Willow now has cerebral palsy affecting all of her limbs, and faces multiple developmental delays. At 3 and a half years old, she has only started learning to crawl in the past six months, and she struggles with speech.
“Her age on paper is like an 11-month-old.”
The whole experience has left Holmes traumatised, but she has only recently been granted ACC funding for psychologist sessions to help her work through her birth trauma.
“I think in the early days, there was no support after. I kept saying ‘who can I talk to to try to, like, work through this?’”
She paid privately for mental health support, and a woman came to her home and “just made me talk about my birth for three hours”. Holmes felt the session was unhelpful.
She believes she struggled to bond with Willow in the early days and she was “going through the motions” in her daily life.
Now she mourns what could have been.
“My child has a lifelong disability and I now grieve a life we never got to have,” she said.
“There’s so many moments I was robbed of because of a traumatic birth. Yes, it gets better over time, but that will always stay with me.”
She felt there was little support in place postpartum for mothers.
“Who makes sure the mums okay? What about the mum that has to try raise a newborn baby and try deal with the fact that something traumatic has happened to her?
“Three and a half years later I’m finally able to, like, unpack everything and learn about ways to move through it, so that when I want to have another baby I’m not dragging that into a new experience.”
Mum told ‘you should be happy’ after frightening birth
For Auckland woman Catie McDonald, the birth of her second child was scary and fast-paced after a midwife discovered the umbilical cord was compressed and prolapsing.
“It was between my cervix and the baby’s head. Every time I had a contraction I was cutting off blood flow to the baby,” McDonald said.
“Someone pressed an emergency button on the wall, there was loud beeping, lots of people rushed into the room, they took my earrings out, had me and my partner sign forms, told me I was having an emergency cesarean.

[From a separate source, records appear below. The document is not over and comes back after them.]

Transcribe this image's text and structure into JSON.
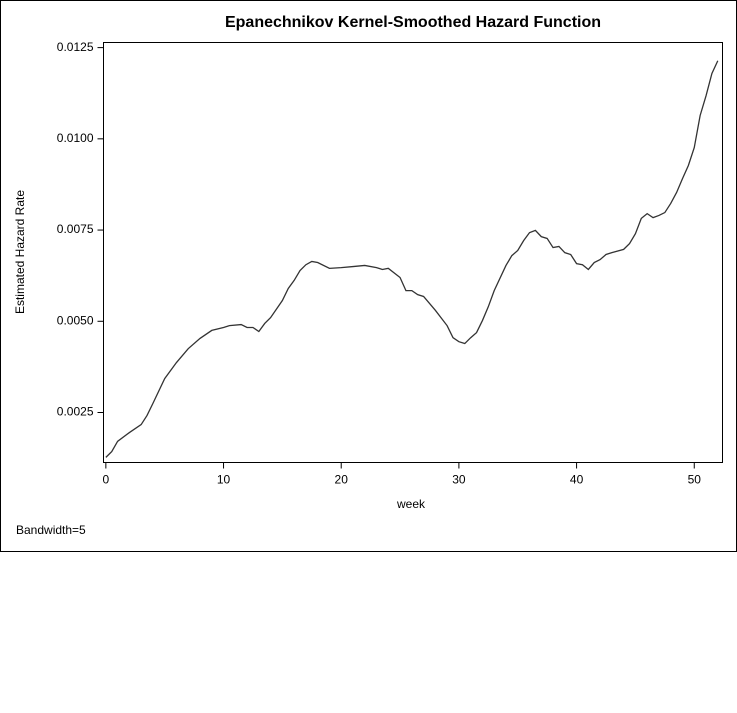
{
  "chart_data": {
    "type": "line",
    "title": "Epanechnikov Kernel-Smoothed Hazard Function",
    "x_label": "week",
    "y_label": "Estimated Hazard Rate",
    "note": "Bandwidth=5",
    "xlim": [
      -0.2,
      52.4
    ],
    "ylim": [
      0.00113,
      0.01264
    ],
    "xticks": [
      0,
      10,
      20,
      30,
      40,
      50
    ],
    "yticks": [
      0.0025,
      {
        "value": 0.005,
        "label": "0.0050"
      },
      0.0075,
      {
        "value": 0.01,
        "label": "0.0100"
      },
      0.0125
    ],
    "x": [
      0,
      0.5,
      1,
      2,
      3,
      3.5,
      4,
      5,
      6,
      7,
      8,
      9,
      10,
      10.5,
      11.5,
      12,
      12.5,
      13,
      13.5,
      14,
      15,
      15.5,
      16,
      16.5,
      17,
      17.5,
      18,
      19,
      20,
      21,
      22,
      23,
      23.5,
      24,
      25,
      25.5,
      26,
      26.5,
      27,
      28,
      29,
      29.5,
      30,
      30.5,
      31,
      31.5,
      32,
      32.5,
      33,
      34,
      34.5,
      35,
      35.5,
      36,
      36.5,
      37,
      37.5,
      38,
      38.5,
      39,
      39.5,
      40,
      40.5,
      41,
      41.5,
      42,
      42.5,
      43,
      44,
      44.5,
      45,
      45.5,
      46,
      46.5,
      47,
      47.5,
      48,
      48.5,
      49,
      49.5,
      50,
      50.5,
      51,
      51.5,
      52
    ],
    "series": [
      {
        "color": "#333333",
        "values": [
          0.00127,
          0.00143,
          0.00171,
          0.00195,
          0.00217,
          0.00242,
          0.00275,
          0.00343,
          0.00387,
          0.00425,
          0.00453,
          0.00475,
          0.00483,
          0.00488,
          0.00491,
          0.00483,
          0.00483,
          0.00472,
          0.00494,
          0.0051,
          0.00557,
          0.0059,
          0.00612,
          0.00639,
          0.00655,
          0.00664,
          0.00661,
          0.00645,
          0.00647,
          0.0065,
          0.00653,
          0.00647,
          0.00642,
          0.00645,
          0.0062,
          0.00584,
          0.00584,
          0.00573,
          0.00568,
          0.0053,
          0.00488,
          0.00455,
          0.00444,
          0.00439,
          0.00455,
          0.00469,
          0.00502,
          0.0054,
          0.00584,
          0.00653,
          0.0068,
          0.00694,
          0.00721,
          0.00743,
          0.00749,
          0.00732,
          0.00727,
          0.00702,
          0.00705,
          0.00688,
          0.00683,
          0.00658,
          0.00655,
          0.00642,
          0.00661,
          0.00669,
          0.00683,
          0.00688,
          0.00697,
          0.00713,
          0.0074,
          0.00782,
          0.00795,
          0.00784,
          0.0079,
          0.00798,
          0.00823,
          0.00853,
          0.00891,
          0.00927,
          0.00976,
          0.01064,
          0.01118,
          0.01179,
          0.01214
        ]
      }
    ]
  }
}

They started to push the bed out of the room, my gown was open and the midwife was still on the bed with her hand monitoring the compression - the bed hit a wall, I had to say goodbye to my partner, they put a mask over my face and I went to sleep.
“I woke up a mother but I was so confused and upset and in so much pain as they hadn’t been able to administer a spinal or an epidural before the general anaesthesia and C-section.
“I was on a lot of morphine and totally out of it. I cried and cried and was told by the doctors that I should be so happy that I had a healthy baby. I really tried my best to be, but it took months.”
McDonald wondered if a more senior midwife had been present, they might have performed a vaginal examination sooner and discovered the cord problem before it became so serious, meaning she might have been able to be awake for the birth.
“Who knows? Maybe not, but maybe it wouldn’t have all been so fast and scary and stressful had the birth been managed differently.”
Being told she should be happy to have a healthy baby left her feeling as if her first instincts as a mother were wrong.
It took years to recover emotionally from the birth, and even now she is still upset when she thinks about it.
“I just recovered slowly. I feel like that trauma ran alongside me, parallel to everything else in my life and was heightened in the quiet alone moments, which are fleeting as a young mother.
“Birth trauma stays with you for a long time, it has taken me years to be able to talk to people about Eve’s birth without feeling really upset. Even now ... I get tears in my eyes thinking about her birth and the weeks that followed, because I know that the trauma affected my ability to bond and enjoy that newborn time with her.”
‘No one listened to me’
Taranaki mum-of-three Anna Pease said she went into her first birth not knowing how to stand up for herself.
In the hospital she told her midwife her body had started pushing, and was told that it wouldn’t be time to push and the baby would still be “ages” away.
Her daughter, Kiana, was born about 10 minutes later in just two pushes, “which involved some interesting tearing”.